Estoy intentado ponerle palabras a la cantidad innumerable
de emociones que sentí el día de la
fecha. Y me cuesta. Sobre todo, porque no creo tener idea, aún, de la magnitud
de dicho evento. Hacía más de un año que no pisaba esa cancha –desde el partido
clave de un campeonato que, por lo que la historia de River indica, no merecimos
jugar nunca-. Se me hacía muy difícil ir durante el torneo por el hecho de no
ser socia y por la lejanía desde mi casa al estadio. Extrañaba muchísimo. Y
recuerdo que el contexto en el que estábamos a mediados de 2012, no me dejó
disfrutar libremente de ir a ver ese hermoso juego del balón-pie. Había muchos
nervios, mucha presión, mucha tensión. Pero, por mi suerte, hoy todo era
distinto. Hoy la invitación sugería dar el presente a una verdadera fiesta. Una
fiesta que, quizás, no creíamos verla tan cerca. Hasta que, sin quererlo y de
rebote, ese día finalmente llegó. Y no lo niego, fue todo… raro. Porque, ¿cómo
se cae en la cuenta de que te retiraste para siempre del fútbol profesional?
¿De verdad no vas a volver a deleitarnos con esos quiebres de cintura memorables?
¿Cómo se supone que convivamos con la ilusión devastada de ya no verte con la
banda cruzándote el pecho?

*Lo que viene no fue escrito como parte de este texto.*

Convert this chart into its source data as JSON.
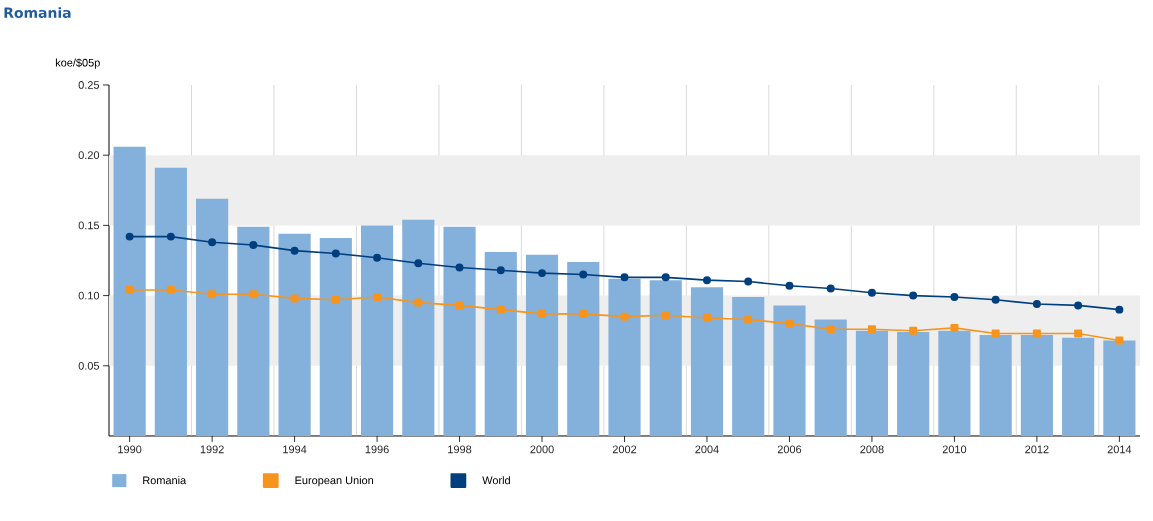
{
  "chart_data": {
    "type": "bar",
    "title": "Romania",
    "ylabel": "koe/$05p",
    "x": [
      1990,
      1991,
      1992,
      1993,
      1994,
      1995,
      1996,
      1997,
      1998,
      1999,
      2000,
      2001,
      2002,
      2003,
      2004,
      2005,
      2006,
      2007,
      2008,
      2009,
      2010,
      2011,
      2012,
      2013,
      2014
    ],
    "series": [
      {
        "name": "Romania",
        "color": "#84b1dc",
        "values": [
          0.206,
          0.191,
          0.169,
          0.149,
          0.144,
          0.141,
          0.15,
          0.154,
          0.149,
          0.131,
          0.129,
          0.124,
          0.112,
          0.111,
          0.106,
          0.099,
          0.093,
          0.083,
          0.075,
          0.074,
          0.075,
          0.072,
          0.072,
          0.07,
          0.068
        ]
      },
      {
        "name": "European Union",
        "type": "line",
        "color": "#f7941d",
        "marker": "square",
        "values": [
          0.104,
          0.104,
          0.101,
          0.101,
          0.098,
          0.097,
          0.099,
          0.095,
          0.093,
          0.09,
          0.087,
          0.087,
          0.085,
          0.086,
          0.084,
          0.083,
          0.08,
          0.076,
          0.076,
          0.075,
          0.077,
          0.073,
          0.073,
          0.073,
          0.068
        ]
      },
      {
        "name": "World",
        "type": "line",
        "color": "#003f7f",
        "marker": "circle",
        "values": [
          0.142,
          0.142,
          0.138,
          0.136,
          0.132,
          0.13,
          0.127,
          0.123,
          0.12,
          0.118,
          0.116,
          0.115,
          0.113,
          0.113,
          0.111,
          0.11,
          0.107,
          0.105,
          0.102,
          0.1,
          0.099,
          0.097,
          0.094,
          0.093,
          0.09
        ]
      }
    ],
    "xlim": [
      1989.5,
      2014.5
    ],
    "xticks": [
      1990,
      1992,
      1994,
      1996,
      1998,
      2000,
      2002,
      2004,
      2006,
      2008,
      2010,
      2012,
      2014
    ],
    "ylim": [
      0,
      0.25
    ],
    "yticks": [
      0.05,
      {
        "value": 0.1,
        "label": "0.10"
      },
      0.15,
      {
        "value": 0.2,
        "label": "0.20"
      },
      0.25
    ],
    "bands": [
      {
        "axis": "y",
        "from": 0.05,
        "to": 0.1,
        "color": "#eeeeee"
      },
      {
        "axis": "y",
        "from": 0.15,
        "to": 0.2,
        "color": "#eeeeee"
      }
    ],
    "grid": "x",
    "legend": "bottom"
  }
}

Fueron muchos los cuestionamientos que me hice, los
reproches hacia mí mismo por el momento histórico de River que me tocó vivir.
Porque yo no te vi jugar con la 10, hasta que firmaste con Ñewell’s. Y eso es
motivo suficiente para maldecir al destino. Y aunque no haya podido ver con mis
propias retinas esos momentos exactos donde convertías la hazaña en gol, tengo
los dichos de la gente. Las anécdotas; las, tan, valiosas anécdotas. Las que
hacen volver a nuestros ídolos en una conversación de entretiempo, en algún bar
de Caballito, en un hogar con los afectos. Y con eso tuve que nutrirme, de
comentarios. Cada tanto encuentro videos en la web que me rezan desesperados
que los vea con la leyenda de “los mejores goles de Ortega en River”, “Ortega
en la Selección”, “El último ídolo, Ariel Arnaldo Ortega”. Y ahí surgen las
lágrimas, la emoción. Si de sólo ver tus goles estando en mi casa, en la
tranquilidad de mi habitación, me conmuevo… no quiero imaginar si hubiese
tenido la chance de admirarlos en una tribuna. En ese preciso instante que
picas por arriba la bocha, la bocha se eleva, se eleva… y, sin explicación
física ni lógica, besa el travesaño y acaricia de manera orgásmica la red. Así
de armoniosos eran tus goles. ¿Cómo negar las lágrimas que en éste momento me
corren en las mejillas? No pude verte desplegando tu magia en el verde césped
del Monumental, hasta hoy. Y se me infla de orgullo el pecho al poder decir “yo
estuve en la despedida del Burrito Ortega”. Yo presencié la partida del último
ídolo de River. Vi en carne y hueso ese “gen” del que tanto se habla en los
anillos del Monumental, cuando vi a Enzo y sus pases de gol, un taquito y un
penal excelentísimamente ejecutado. Los tiros libres del Muñeco, intentando
colocarla en el ángulo, como lo hizo a lo largo de toda su carrera, pero hoy sin
suerte. Todo reunido ahí, a escasos metros. Lo vi con mis propios ojos. Lloré
de emoción por la partida de un grande del fútbol argentino. Y ojalá no sea un
adiós, sino un hasta siempre.
Gracias por tanto, Burro.
Te quiero, Ariel. Con el alma. Como el tiempo me permitió hacerlo. Hasta el final de nuestras vidas.
Te quiero, Ariel. Con el alma. Como el tiempo me permitió hacerlo. Hasta el final de nuestras vidas.